23rd January 2013 - QA 1

Gurudev, what is the relevance of tapasya (penance or austerities) in Kali Yuga and how should we understand it?
Sri Sri Ravi Shankar: Tapa helps to purify all the organs of the body and rid them of impurities. The entire body gets cleansed and all the sense organs become stronger with tapa.
Tapasya is not done to please God, or to attain self realization, but it is done to make the body and mind stronger.

You must have seen that so many saints do very austere penances (tapasya), especially among the Jains. The Jain saints are able to walk bare foot for long distances. They do not feel very cold in the winters, or too hot during the summers. They develop a resistance towards extreme climatic conditions because of their tapasya. So this is one of the benefits of doing tapasya.
But you should not stretch or overdo this at all. Doing too much tapasya and troubling your own body is not advisable at all. It is wrong to do that.
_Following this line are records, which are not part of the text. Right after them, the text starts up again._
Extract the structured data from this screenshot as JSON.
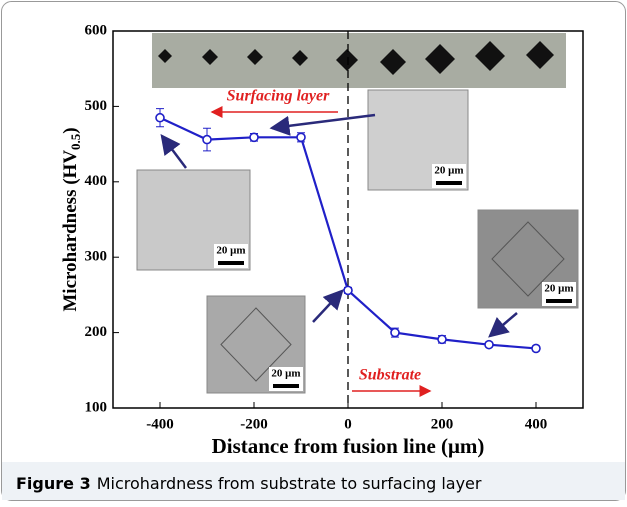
{
  "chart_data": {
    "type": "line",
    "xlabel": "Distance from fusion line (μm)",
    "ylabel": [
      "Microhardness (HV",
      "0.5",
      ")"
    ],
    "x": [
      -400,
      -300,
      -200,
      -100,
      0,
      100,
      200,
      300,
      400
    ],
    "series": [
      {
        "color": "#2020c8",
        "values": [
          485,
          456,
          459,
          459,
          256,
          200,
          191,
          184,
          179
        ],
        "errors": [
          12,
          15,
          5,
          6,
          4,
          6,
          5,
          3,
          3
        ]
      }
    ],
    "xlim": [
      -500,
      500
    ],
    "xticks": [
      -400,
      -200,
      0,
      200,
      400
    ],
    "ylim": [
      100,
      600
    ],
    "yticks": [
      100,
      200,
      300,
      400,
      500,
      600
    ],
    "annotations": [
      "Surfacing layer",
      "Substrate"
    ],
    "image_labels": [
      "20 μm",
      "20 μm",
      "20 μm",
      "20 μm"
    ]
  },
  "caption": {
    "label": "Figure 3",
    "text": "Microhardness from substrate to surfacing layer"
  }
}
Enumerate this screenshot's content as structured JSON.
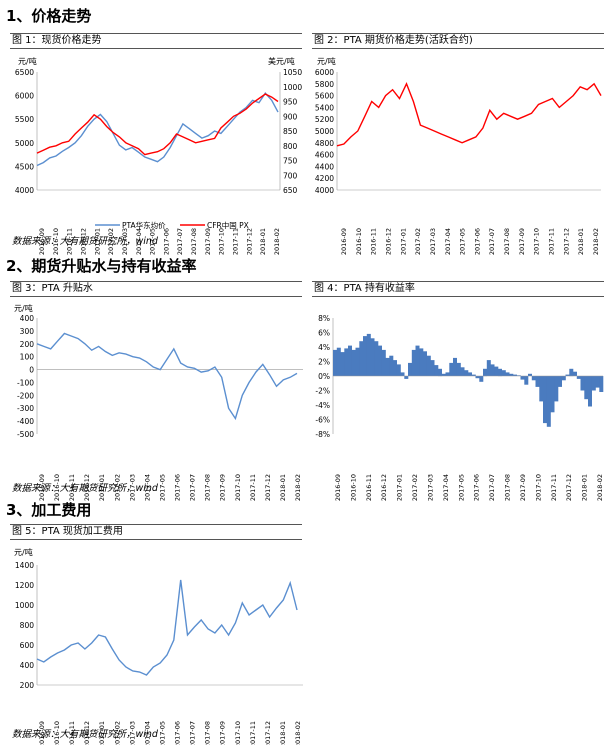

There are some people who sit with four fires burning all around them, and one on top of their head and do meditation. It is called Panchagni tapasya. All this is not necessary. Torturing the body like this is wrong and should not be done. But a little bit of tapasya is necessary.
It is said, ‘Tapovai dwandva sahanam’, which means forbearing the opposites is tapasya.

Suppose you are travelling somewhere in a bus, and it is a 12 hour long journey for which you have to sit. Then that also is a sort of tapasya.

Being in a state of equanimity, and enduring whatever come, whether it is hot or cold, good or bad, praise or criticism, is tapasya.
Can you listen to an insult with the same equanimity as when you listen to compliments? That is tapasya. When someone praises you, you listen to it with a smile. When someone criticizes you, can you listen to it with the same smile and equanimity, and watch what is happening inside you? That is tapasya.
When you do not like something but are able to undergo that, then that is tapasya.
If you can like something, can you be a witness to it and not be feverish about it, then that is tapasya.

Forbearing the opposites is called tapasya, and it is essential in life.
The extent to which we follow tapasya in life, to that extent we become stronger and stable.